Verifiable rewards · the one-way function put to work
There is a hidden code. You cannot see it. All you can do is submit a guess and get back a score. Finding the code is the hard direction; scoring a guess is the easy one. This is exactly the gap that reinforcement learning from verifiable rewards exploits: if you can cheaply check an answer, you can learn to produce it, even when producing it is hard.
Four colors, chosen from six. You solve it purely from the verifier's feedback.
● filled peg = right color, right spot · ○ hollow = right color, wrong spot
Watch an agent solve the same code using nothing but the verifier. The reward signal's density decides whether it can learn at all.

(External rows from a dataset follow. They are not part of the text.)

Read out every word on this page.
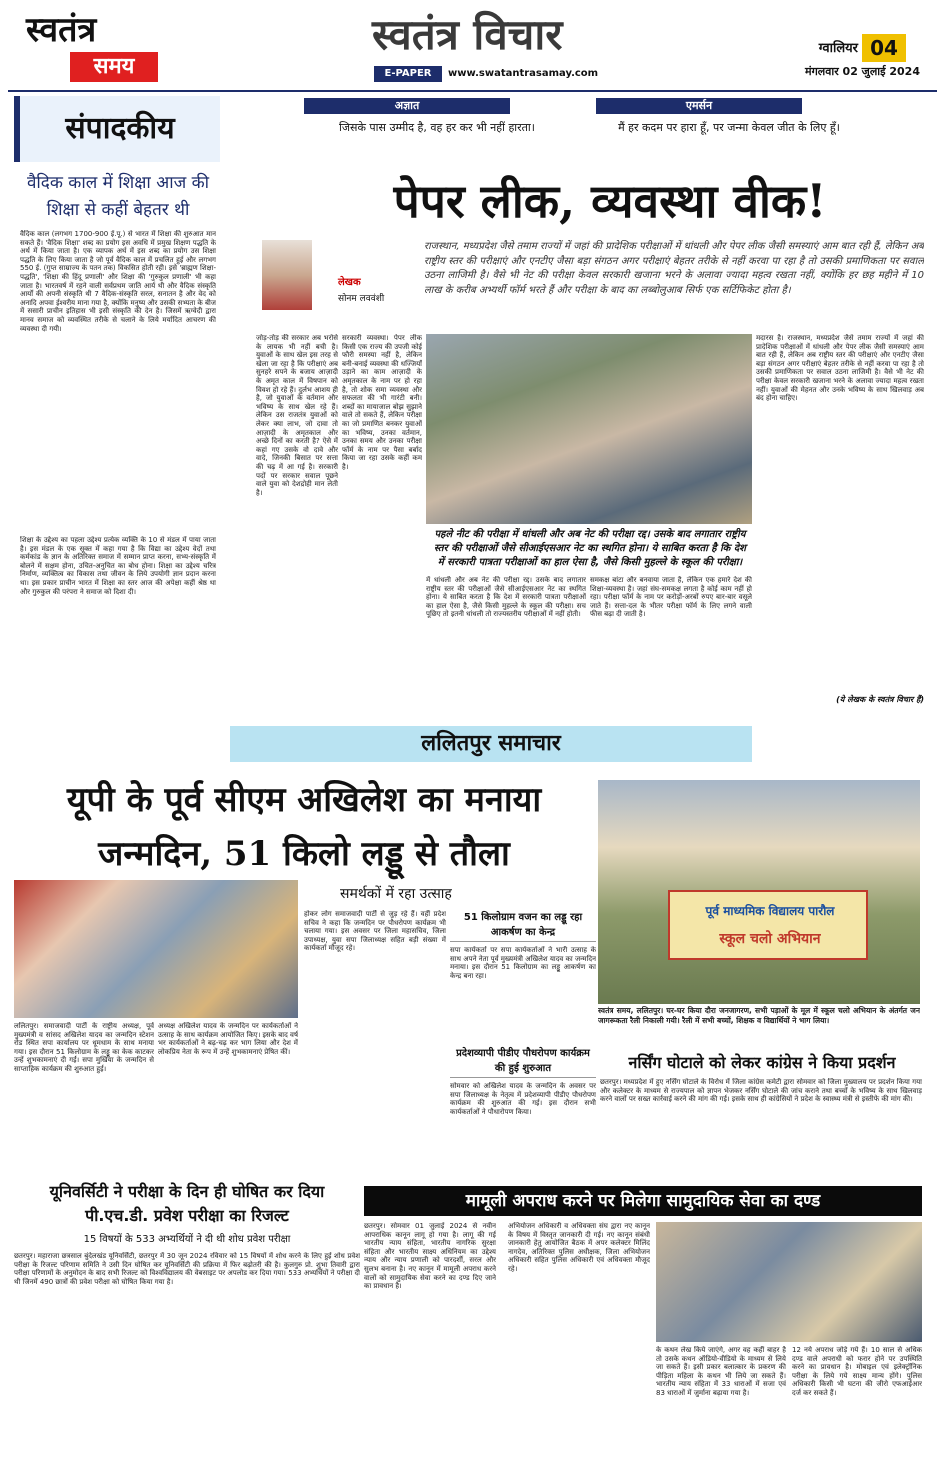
स्वतंत्र
समय
स्वतंत्र विचार
E-PAPER	www.swatantrasamay.com
ग्वालियर 04
मंगलवार 02 जुलाई 2024
संपादकीय
वैदिक काल में शिक्षा आज की शिक्षा से कहीं बेहतर थी
वैदिक काल (लगभग 1700-900 ई.पू.) से भारत में शिक्षा की शुरुआत मान सकते हैं। 'वैदिक शिक्षा' शब्द का प्रयोग इस अवधि में प्रमुख शिक्षण पद्धति के अर्थ में किया जाता है। एक व्यापक अर्थ में इस शब्द का प्रयोग उस शिक्षा पद्धति के लिए किया जाता है जो पूर्व वैदिक काल में प्रचलित हुई और लगभग 550 ई. (गुप्त साम्राज्य के पतन तक) विकसित होती रही। इसे 'ब्राह्मण शिक्षा-पद्धति', 'शिक्षा की हिंदू प्रणाली' और शिक्षा की 'गुरुकुल प्रणाली' भी कहा जाता है। भारतवर्ष में रहने वाली सर्वप्रथम जाति आर्य थी और वैदिक संस्कृति आर्यों की अपनी संस्कृति थी 7 वैदिक-संस्कृति सरल, सनातन है और वेद को अनादि अपवा ईश्वरीय माना गया है, क्योंकि मनुष्य और उसकी सभ्यता के बीज में ससारी प्राचीन इतिहास भी इसी संस्कृति की देन है। जिसमें ऋग्वेदी द्वारा मानव समाज को व्यवस्थित तरीके से चलाने के लिये मर्यादित आचरण की व्यवस्था दी गयी।
शिक्षा के उद्देश्य का पहला उद्देश्य प्रत्येक व्यक्ति के 10 से मंडल में पाया जाता है। इस मंडल के एक सूक्त में कहा गया है कि विद्या का उद्देश्य वेदों तथा कर्मकांड के ज्ञान के अतिरिक्त समाज में सम्मान प्राप्त करना, सभ्य-संस्कृति में बोलने में सक्षम होना, उचित-अनुचित का बोध होना। शिक्षा का उद्देश्य चरित्र निर्माण, व्यक्तित्व का विकास तथा जीवन के लिये उपयोगी ज्ञान प्रदान करना था। इस प्रकार प्राचीन भारत में शिक्षा का स्तर आज की अपेक्षा कहीं श्रेष्ठ था और गुरुकुल की परंपरा ने समाज को दिशा दी।
अज्ञात
जिसके पास उम्मीद है, वह हर कर भी नहीं हारता।
एमर्सन
मैं हर कदम पर हारा हूँ, पर जन्मा केवल जीत के लिए हूँ।
पेपर लीक, व्यवस्था वीक!
लेखक
सोनम लववंशी
राजस्थान, मध्यप्रदेश जैसे तमाम राज्यों में जहां की प्रादेशिक परीक्षाओं में धांधली और पेपर लीक जैसी समस्याएं आम बात रही हैं, लेकिन अब राष्ट्रीय स्तर की परीक्षाएं और एनटीए जैसा बड़ा संगठन अगर परीक्षाएं बेहतर तरीके से नहीं करवा पा रहा है तो उसकी प्रमाणिकता पर सवाल उठना लाजिमी है। वैसे भी नेट की परीक्षा केवल सरकारी खजाना भरने के अलावा ज्यादा महत्व रखता नहीं, क्योंकि हर छह महीने में 10 लाख के करीब अभ्यर्थी फॉर्म भरते हैं और परीक्षा के बाद का लब्बोलुआब सिर्फ एक सर्टिफिकेट होता है।
जोड़-तोड़ की सरकार अब भरोसे के लायक भी नहीं बची है। युवाओं के साथ खेल इस तरह से खेला जा रहा है कि परीक्षाएं अब सुनहरे सपने के बजाय आज़ादी के अमृत काल में विषपान को विवश हो रहे हैं। दुर्लभ आशय ही है, जो युवाओं के वर्तमान और भविष्य के साथ खेल रहे हैं। लेकिन उस राजतंत्र युवाओं को लेकर क्या लाभ, जो दावा तो आज़ादी के अमृतकाल और अच्छे दिनों का करती है? ऐसे में कहां गए उसके वो दावे और वादे, जिनकी बिसात पर सत्ता की चढ़ में आ गई है। सरकारी पदों पर सरकार सवाल पूछने वाले युवा को देशद्रोही मान लेती है।
सरकारी व्यवस्था। पेपर लीक किसी एक राज्य की उपजी कोई फौरी समस्या नहीं है, लेकिन बनी-बनाई व्यवस्था की धज्जियाँ उड़ाने का काम आज़ादी के अमृतकाल के नाम पर हो रहा है, तो शोक समा व्यवस्था और सफलता की भी गारंटी बनी। शब्दों का मायाजाल बोझ सुझाने वाले तो सकते हैं, लेकिन परीक्षा का जो प्रमाणित बनकर युवाओं का भविष्य, उनका वर्तमान, उनका समय और उनका परीक्षा फॉर्म के नाम पर पैसा बर्बाद किया जा रहा उसके कहीं कम है।
पहले नीट की परीक्षा में धांधली और अब नेट की परीक्षा रद्द। उसके बाद लगातार राष्ट्रीय स्तर की परीक्षाओं जैसे सीआईएसआर नेट का स्थगित होना। ये साबित करता है कि देश में सरकारी पात्रता परीक्षाओं का हाल ऐसा है, जैसे किसी मुहल्ले के स्कूल की परीक्षा।
में धांधली और अब नेट की परीक्षा रद्द। उसके बाद लगातार राष्ट्रीय स्तर की परीक्षाओं जैसे सीआईएसआर नेट का स्थगित होना। ये साबित करता है कि देश में सरकारी पात्रता परीक्षाओं का हाल ऐसा है, जैसे किसी मुहल्ले के स्कूल की परीक्षा। सच पूछिए तो इतनी धांधली तो राज्यस्तरीय परीक्षाओं में नहीं होती।
समकक्ष बांटा और बनवाया जाता है, लेकिन एक हमारे देश की शिक्षा-व्यवस्था है। जहां संघ-समकक्ष लगता है कोई काम नहीं हो रहा। परीक्षा फॉर्म के नाम पर करोड़ों-अरबों रुपए बार-बार वसूले जाते हैं। सत्ता-दल के भीतर परीक्षा फॉर्म के लिए लगने वाली फीस बढ़ा दी जाती है।
मदारस है। राजस्थान, मध्यप्रदेश जैसे तमाम राज्यों में जहां की प्रादेशिक परीक्षाओं में धांधली और पेपर लीक जैसी समस्याएं आम बात रही हैं, लेकिन अब राष्ट्रीय स्तर की परीक्षाएं और एनटीए जैसा बड़ा संगठन अगर परीक्षाएं बेहतर तरीके से नहीं करवा पा रहा है तो उसकी प्रमाणिकता पर सवाल उठना लाजिमी है। वैसे भी नेट की परीक्षा केवल सरकारी खजाना भरने के अलावा ज्यादा महत्व रखता नहीं। युवाओं की मेहनत और उनके भविष्य के साथ खिलवाड़ अब बंद होना चाहिए।
(ये लेखक के स्वतंत्र विचार हैं)
ललितपुर समाचार
यूपी के पूर्व सीएम अखिलेश का मनाया
जन्मदिन, 51 किलो लड्डू से तौला
समर्थकों में रहा उत्साह
ललितपुर। समाजवादी पार्टी के राष्ट्रीय अध्यक्ष, पूर्व मुख्यमंत्री व सांसद अखिलेश यादव का जन्मदिन स्टेशन रोड स्थित सपा कार्यालय पर धूमधाम के साथ मनाया गया। इस दौरान 51 किलोग्राम के लड्डू का केक काटकर उन्हें शुभकामनाएं दी गईं। सपा मुखिया के जन्मदिन से साप्ताहिक कार्यक्रम की शुरुआत हुई।
अध्यक्ष अखिलेश यादव के जन्मदिन पर कार्यकर्ताओं ने उत्साह के साथ कार्यक्रम आयोजित किए। इसके बाद वर्ष भर कार्यकर्ताओं ने बढ़-चढ़ कर भाग लिया और देश में लोकप्रिय नेता के रूप में उन्हें शुभकामनाएं प्रेषित कीं।
होकर लोग समाजवादी पार्टी से जुड़ रहे हैं। वहीं प्रदेश सचिव ने कहा कि जन्मदिन पर पौधरोपण कार्यक्रम भी चलाया गया। इस अवसर पर जिला महासचिव, जिला उपाध्यक्ष, युवा सपा जिलाध्यक्ष सहित बड़ी संख्या में कार्यकर्ता मौजूद रहे।
51 किलोग्राम वजन का लड्डू रहा आकर्षण का केन्द्र
सपा कार्यकर्ता पर सपा कार्यकर्ताओं ने भारी उत्साह के साथ अपने नेता पूर्व मुख्यमंत्री अखिलेश यादव का जन्मदिन मनाया। इस दौरान 51 किलोग्राम का लड्डू आकर्षण का केन्द्र बना रहा।
प्रदेशव्यापी पीडीए पौधरोपण कार्यक्रम की हुई शुरुआत
सोमवार को अखिलेश यादव के जन्मदिन के अवसर पर सपा जिलाध्यक्ष के नेतृत्व में प्रदेशव्यापी पीडीए पौधरोपण कार्यक्रम की शुरुआत की गई। इस दौरान सभी कार्यकर्ताओं ने पौधारोपण किया।
पूर्व माध्यमिक विद्यालय पारौल
स्कूल चलो अभियान
स्वतंत्र समय, ललितपुर। घर-घर किया दौरा जनजागरण, सभी पड़ाओं के मूल में स्कूल चलो अभियान के अंतर्गत जन जागरूकता रैली निकाली गयी। रैली में सभी बच्चों, शिक्षक व विद्यार्थियों ने भाग लिया।
नर्सिंग घोटाले को लेकर कांग्रेस ने किया प्रदर्शन
छतरपुर। मध्यप्रदेश में हुए नर्सिंग घोटाले के विरोध में जिला कांग्रेस कमेटी द्वारा सोमवार को जिला मुख्यालय पर प्रदर्शन किया गया और कलेक्टर के माध्यम से राज्यपाल को ज्ञापन भेजकर नर्सिंग घोटाले की जांच कराने तथा बच्चों के भविष्य के साथ खिलवाड़ करने वालों पर सख्त कार्रवाई करने की मांग की गई। इसके साथ ही कांग्रेसियों ने प्रदेश के स्वास्थ्य मंत्री से इस्तीफे की मांग की।
यूनिवर्सिटी ने परीक्षा के दिन ही घोषित कर दिया
पी.एच.डी. प्रवेश परीक्षा का रिजल्ट
15 विषयों के 533 अभ्यर्थियों ने दी थी शोध प्रवेश परीक्षा
छतरपुर। महाराजा छत्रसाल बुंदेलखंड यूनिवर्सिटी, छतरपुर में 30 जून 2024 रविवार को 15 विषयों में शोध करने के लिए हुई शोध प्रवेश परीक्षा के रिजल्ट परिणाम समिति ने उसी दिन घोषित कर यूनिवर्सिटी की प्रक्रिया में फिर बढ़ोतरी की है। कुलगुरु प्रो. शुभा तिवारी द्वारा परीक्षा परिणामों के अनुमोदन के बाद सभी रिजल्ट को विश्वविद्यालय की वेबसाइट पर अपलोड कर दिया गया। 533 अभ्यर्थियों ने परीक्षा दी थी जिनमें 490 छात्रों की प्रवेश परीक्षा को घोषित किया गया है।
मामूली अपराध करने पर मिलेगा सामुदायिक सेवा का दण्ड
छतरपुर। सोमवार 01 जुलाई 2024 से नवीन आपराधिक कानून लागू हो गया है। लागू की गई भारतीय न्याय संहिता, भारतीय नागरिक सुरक्षा संहिता और भारतीय साक्ष्य अधिनियम का उद्देश्य न्याय और न्याय प्रणाली को पारदर्शी, सरल और सुलभ बनाना है। नए कानून में मामूली अपराध करने वालों को सामुदायिक सेवा करने का दण्ड दिए जाने का प्रावधान है।
अभियोजन अधिकारी व अधिवक्ता संघ द्वारा नए कानून के विषय में विस्तृत जानकारी दी गई। नए कानून संबंधी जानकारी हेतु आयोजित बैठक में अपर कलेक्टर मिलिंद नागदेव, अतिरिक्त पुलिस अधीक्षक, जिला अभियोजन अधिकारी सहित पुलिस अधिकारी एवं अधिवक्ता मौजूद रहे।
के कथन लेख किये जाएंगे, अगर वह कहीं बाहर है तो उसके कथन ऑडियो-वीडियो के माध्यम से लिये जा सकते हैं। इसी प्रकार बलात्कार के प्रकरण की पीड़िता महिला के कथन भी लिये जा सकते हैं। भारतीय न्याय संहिता में 33 धाराओं में सजा एवं 83 धाराओं में जुर्माना बढ़ाया गया है।
12 नये अपराध जोड़े गये हैं। 10 साल से अधिक दण्ड वाले अपराधी को फरार होने पर उपस्थिति करने का प्रावधान है। मोबाइल एवं इलेक्ट्रॉनिक परीक्षा के लिये गये साक्ष्य मान्य होंगे। पुलिस अधिकारी किसी भी घटना की जीरो एफआईआर दर्ज कर सकते हैं।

Why this is the whole trick. The verifier here is trivial to run: it counts matching pegs. It never reveals the code. Yet that single cheap signal is enough to drive a search all the way to the answer. That is what "if it is verifiable, it is optimizable" means: a generator proposes candidates, a verifier scores them, and the scores are gradually compiled into the generator so it produces passing answers more often. Switch to the sparse reward and the same agent stalls, because a yes/no signal carries almost no gradient to climb. The lesson is not that hard problems become easy. It is that a well-shaped verifiable reward turns "I cannot solve this" into "I can check this, so I can learn it."